Al principio tuvo un ataque de furiosa decepción: aquello significaba que sus planes se habían malogrado, que le habían robado esta noche de cálida y dulce intimidad, y que cuando, tras la recepción del telegrama, llegara la niña, sería sin duda en compañía de aquella bruja y del marido de aquella bruja, y que los dos se quedarían con ellos durante una semana larga. Pero la naturaleza misma de su primera reacción, la fuerza de esta miope avalancha emocional, creó un vacío, ya que no era posible pasar inmediatamente de la vejación que su muerte había traído consigo (ya que produjo un fortuito aplazamiento), al agradecimiento que llegó a sentir luego (por el curso que, en lo fundamental, había adoptado el destino). Entretanto, ese vacío se fue llenando de una alegría preliminar, agrisadamente humana. Sentado en un banco del jardín del hospital, mientras iba calmándose poco a poco, y preparándose para los diversos pasos relativos a la organización del funeral, volvió a contemplar con tristeza de circunstancias lo que acababa de ver con sus propios ojos: la bruñida frente, las translúcidas aletas nasales con la perlada verruga a un lado, el crucifijo de ébano, todo el enjoyamiento de la muerte.

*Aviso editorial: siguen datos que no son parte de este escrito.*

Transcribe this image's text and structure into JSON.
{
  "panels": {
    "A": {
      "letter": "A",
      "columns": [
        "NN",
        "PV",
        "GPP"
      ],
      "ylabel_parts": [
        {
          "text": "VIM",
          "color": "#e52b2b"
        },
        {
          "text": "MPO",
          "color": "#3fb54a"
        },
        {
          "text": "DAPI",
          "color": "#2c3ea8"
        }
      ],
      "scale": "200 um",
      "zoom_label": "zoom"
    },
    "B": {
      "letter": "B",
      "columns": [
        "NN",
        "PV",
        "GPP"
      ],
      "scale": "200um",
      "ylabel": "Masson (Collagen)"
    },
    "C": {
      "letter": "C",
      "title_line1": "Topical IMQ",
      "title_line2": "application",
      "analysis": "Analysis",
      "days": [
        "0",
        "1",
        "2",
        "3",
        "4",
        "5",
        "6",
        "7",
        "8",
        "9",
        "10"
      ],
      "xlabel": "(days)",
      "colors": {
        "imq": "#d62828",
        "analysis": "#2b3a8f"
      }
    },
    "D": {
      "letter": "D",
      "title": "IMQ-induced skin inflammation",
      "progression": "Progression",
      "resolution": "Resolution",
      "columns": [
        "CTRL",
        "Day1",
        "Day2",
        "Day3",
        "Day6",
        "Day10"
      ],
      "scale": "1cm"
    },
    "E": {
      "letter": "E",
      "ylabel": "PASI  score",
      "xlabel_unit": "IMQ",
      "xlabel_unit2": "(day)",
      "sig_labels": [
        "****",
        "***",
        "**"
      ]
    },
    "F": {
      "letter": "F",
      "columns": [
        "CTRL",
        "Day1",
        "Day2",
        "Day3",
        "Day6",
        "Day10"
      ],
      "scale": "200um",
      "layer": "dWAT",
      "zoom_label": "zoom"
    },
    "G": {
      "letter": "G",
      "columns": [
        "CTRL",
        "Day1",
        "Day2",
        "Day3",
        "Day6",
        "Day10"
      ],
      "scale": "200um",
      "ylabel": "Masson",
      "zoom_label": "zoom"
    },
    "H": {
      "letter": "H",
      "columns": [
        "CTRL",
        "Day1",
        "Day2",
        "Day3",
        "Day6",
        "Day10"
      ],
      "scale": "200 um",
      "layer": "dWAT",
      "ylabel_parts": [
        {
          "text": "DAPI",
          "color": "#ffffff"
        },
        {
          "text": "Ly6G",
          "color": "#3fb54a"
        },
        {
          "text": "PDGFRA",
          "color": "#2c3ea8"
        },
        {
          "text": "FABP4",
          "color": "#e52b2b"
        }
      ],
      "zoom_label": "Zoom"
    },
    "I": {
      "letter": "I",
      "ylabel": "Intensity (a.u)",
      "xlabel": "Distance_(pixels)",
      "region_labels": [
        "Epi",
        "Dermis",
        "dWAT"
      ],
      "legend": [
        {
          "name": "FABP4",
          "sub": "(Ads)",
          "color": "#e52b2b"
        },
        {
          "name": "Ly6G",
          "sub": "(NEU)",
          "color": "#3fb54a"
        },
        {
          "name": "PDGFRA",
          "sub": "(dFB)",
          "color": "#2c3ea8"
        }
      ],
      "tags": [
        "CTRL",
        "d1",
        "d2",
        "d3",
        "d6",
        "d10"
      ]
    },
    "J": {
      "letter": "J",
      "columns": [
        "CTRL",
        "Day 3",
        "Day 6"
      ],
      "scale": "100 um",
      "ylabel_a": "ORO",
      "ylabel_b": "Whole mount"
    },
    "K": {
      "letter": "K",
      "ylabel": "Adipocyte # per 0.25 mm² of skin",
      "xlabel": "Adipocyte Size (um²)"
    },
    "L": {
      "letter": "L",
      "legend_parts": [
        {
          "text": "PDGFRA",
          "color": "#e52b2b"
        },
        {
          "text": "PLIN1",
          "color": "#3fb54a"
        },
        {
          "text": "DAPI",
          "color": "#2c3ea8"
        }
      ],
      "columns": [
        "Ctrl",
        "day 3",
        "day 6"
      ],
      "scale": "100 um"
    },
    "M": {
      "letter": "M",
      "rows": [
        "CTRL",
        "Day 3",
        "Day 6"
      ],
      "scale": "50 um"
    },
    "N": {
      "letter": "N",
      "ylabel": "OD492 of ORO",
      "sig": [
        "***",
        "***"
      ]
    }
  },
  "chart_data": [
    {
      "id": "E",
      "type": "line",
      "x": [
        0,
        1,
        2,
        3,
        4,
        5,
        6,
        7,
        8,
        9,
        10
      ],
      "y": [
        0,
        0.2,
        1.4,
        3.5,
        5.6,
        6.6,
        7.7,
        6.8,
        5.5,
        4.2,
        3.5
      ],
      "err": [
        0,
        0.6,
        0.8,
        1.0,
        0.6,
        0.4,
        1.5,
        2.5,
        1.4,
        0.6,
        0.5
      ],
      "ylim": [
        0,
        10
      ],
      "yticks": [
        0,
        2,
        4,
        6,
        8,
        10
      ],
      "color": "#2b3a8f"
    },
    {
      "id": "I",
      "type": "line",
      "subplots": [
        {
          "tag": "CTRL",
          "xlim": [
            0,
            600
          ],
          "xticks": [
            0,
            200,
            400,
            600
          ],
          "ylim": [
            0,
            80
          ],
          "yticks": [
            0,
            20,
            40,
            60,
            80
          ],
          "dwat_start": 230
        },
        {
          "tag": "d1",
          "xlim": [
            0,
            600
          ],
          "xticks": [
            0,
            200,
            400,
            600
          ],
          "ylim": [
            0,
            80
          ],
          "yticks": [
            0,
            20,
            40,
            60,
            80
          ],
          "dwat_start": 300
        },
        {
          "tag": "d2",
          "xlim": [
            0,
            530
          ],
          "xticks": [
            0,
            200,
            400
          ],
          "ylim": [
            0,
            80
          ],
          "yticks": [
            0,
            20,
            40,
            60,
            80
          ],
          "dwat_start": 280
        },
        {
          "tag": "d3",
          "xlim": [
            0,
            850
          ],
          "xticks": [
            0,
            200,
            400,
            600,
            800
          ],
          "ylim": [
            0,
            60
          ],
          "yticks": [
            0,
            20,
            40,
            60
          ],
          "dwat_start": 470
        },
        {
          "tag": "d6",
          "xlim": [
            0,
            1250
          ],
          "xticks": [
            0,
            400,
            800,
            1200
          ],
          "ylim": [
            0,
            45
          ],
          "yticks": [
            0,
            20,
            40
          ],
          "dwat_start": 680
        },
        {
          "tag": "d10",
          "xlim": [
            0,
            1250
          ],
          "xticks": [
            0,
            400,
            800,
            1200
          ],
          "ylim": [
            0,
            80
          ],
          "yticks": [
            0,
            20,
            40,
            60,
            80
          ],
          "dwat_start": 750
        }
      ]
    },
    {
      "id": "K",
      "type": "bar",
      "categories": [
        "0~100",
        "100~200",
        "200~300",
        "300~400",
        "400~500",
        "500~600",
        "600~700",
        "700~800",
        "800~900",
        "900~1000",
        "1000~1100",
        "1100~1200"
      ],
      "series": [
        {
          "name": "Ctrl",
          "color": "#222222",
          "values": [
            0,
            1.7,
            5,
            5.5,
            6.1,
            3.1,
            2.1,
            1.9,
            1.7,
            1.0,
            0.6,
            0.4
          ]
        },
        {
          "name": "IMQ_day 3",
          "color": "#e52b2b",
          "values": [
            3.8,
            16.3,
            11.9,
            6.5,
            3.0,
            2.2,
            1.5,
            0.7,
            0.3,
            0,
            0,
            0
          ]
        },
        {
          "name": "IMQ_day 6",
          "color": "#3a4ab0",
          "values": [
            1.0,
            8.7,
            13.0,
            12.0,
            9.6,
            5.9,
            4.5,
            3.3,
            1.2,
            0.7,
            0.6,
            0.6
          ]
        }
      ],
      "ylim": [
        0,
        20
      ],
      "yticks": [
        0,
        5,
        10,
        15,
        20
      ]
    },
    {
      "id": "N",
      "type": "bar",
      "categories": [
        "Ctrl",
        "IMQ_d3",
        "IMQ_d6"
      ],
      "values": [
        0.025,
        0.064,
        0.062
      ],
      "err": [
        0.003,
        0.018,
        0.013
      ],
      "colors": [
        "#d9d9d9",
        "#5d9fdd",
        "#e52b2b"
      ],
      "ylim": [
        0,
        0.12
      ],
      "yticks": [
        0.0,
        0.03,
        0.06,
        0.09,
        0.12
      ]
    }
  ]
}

Dejó despectivamente a un lado la cirugía y comenzó a pensar en lo soberbio que había sido el período que había vivido aquella persona bajo su tutela, en la circunstancial y auténtica felicidad con la que él le había permitido iluminar los últimos días de su existencia vegetativa, y una vez ahí no hacía falta más que un solo paso para felicitar al destino por la inteligencia que había demostrado con su espléndido comportamiento, o para notar en su sangre el primer y delicioso latido: el lobo solitario se disponía a ponerse el gorro de dormir de la Abuela.